Código aberto != trabalhar abertamente

Mastodon é uma das mais bem sucedidas soluções de software para a rede social federada e descentralizada chamada Fediverso. As estatísticas disponibilizadas por Sp3r4z nos mostram alguns números interessantes sobre ela: há 3.173 instâncias ativas do Mastodon somando 1.510.563 contas 1. Usando o lema “Você no controle de sua rede social”, Eugen Rochko apresenta o Mastodon como “uma plataforma que pertence à comunidade e livre de anúncios” 2, que “visa ser um lugar mais seguro e humano”3. Entretanto, ao olhar de perto, a ausência de encorajamento para participar do desenvolvimento do Mastodon em todos os materiais promocionais produzidos, ainda que ele esteja se tornando um projeto de software livre famoso, revela um elefante na sala: uma história de recusa em trabalhar abertamente, e a ideia de que o Mastodon não é um projeto guiado pela comunidade, que acolhe contribuições – na verdade, ele é considerado por seu criador apenas como um projeto pessoal.

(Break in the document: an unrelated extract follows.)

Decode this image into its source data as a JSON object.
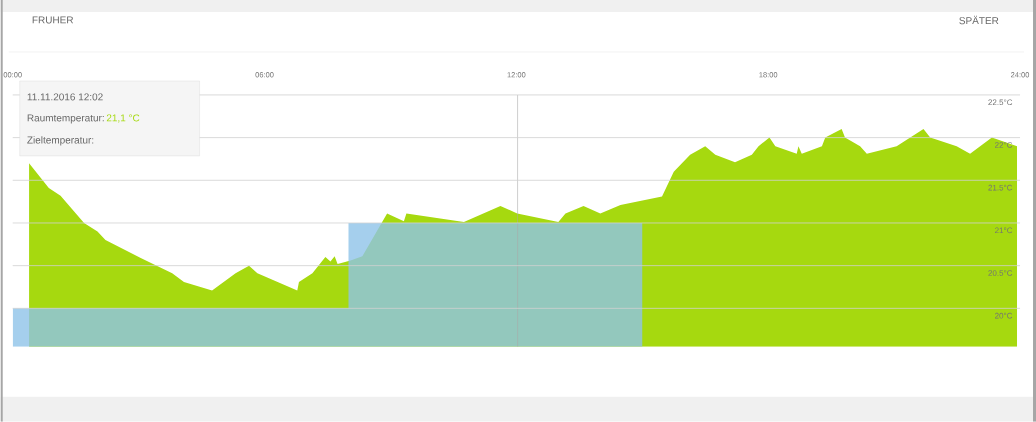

“Olha, vocês todos estão aqui porque eu construí o Mastodon da maneira como eu quis e vocês por acaso curtiram. Se vocês não curtem mais é problema de vocês, não me encham o saco com as suas expectativas não correspondidas. A porta está ali, o código está ali, há alternativas. A merda que eu recebi hoje só porque eu estava aberto a algo que parte da comunidade queria é completamente inaceitável.” – Um toot escrito por Eugen Rochko em 2 de junho de 2018 em resposta à controvérsia dos Trending Topics

É hora de falar sobre o que aconteceu na comunidade do Mastodon – e, mais importante, como evitar que a mesma coisa aconteça em outras.

Sobre elefantes e batalhas sem fim

Deixei o Twitter e entrei no Fediverso um ano atrás. No início, parecia um paraíso – fui acolhida por comunidades maravilhosas e lá era um lugar em que eu poderia ser queer e estranha sem culpa. Enquanto o Twitter me passava a impressão de ser um lugar com competições por atenção, engajamento e retenção de audiência sem fim – o que geralmente levava a revoltas e mais conteúdo inflamatório –, Mastodon era mais como um encontro local em que você poderia ter conversas sensíveis e sinceras sem ter medo de hostilidade. Não demorou muito para que eu quisesse ajudá-lo a ter sucesso de alguma forma, e isso resultou em minhas primeiras contribuições a um projeto de software livre.

Mas assim que comecei a seguir o desenvolvimento do Mastodon atentamente, problemas de comunicação entre a comunidade e Eugen, especialmente quando ele expressava opiniões problemáticas, começaram a chamar a minha atenção: por exemplo, a sua opinião sobre design acessível.

Usuário: Reprodução automática de GIFs? Por que isso não é desligado por padrão para tornar instâncias mais acessíveis a pessoas que precisam evitar certas animações por motivos de saúde? Realmente gostaria que acessibilidade fosse uma prioridade maior.

Eugen: Porque você não tem uma sessão ativa. Isso é uma configuração para quando você tiver uma sessão ativa, mas quando não, você obviamente não pode personalizar coisa alguma. Já quanto a se GIFs devem ser reproduzidos automaticamente, em geral, eu acho que é o comportamento esperado deles. É como funciona no Tumblr, por exemplo, e as pessoas criam conjuntos de GIFs bonitos e encantadores. Acho que queremos enfatizar que isso é possível no Mastodon também.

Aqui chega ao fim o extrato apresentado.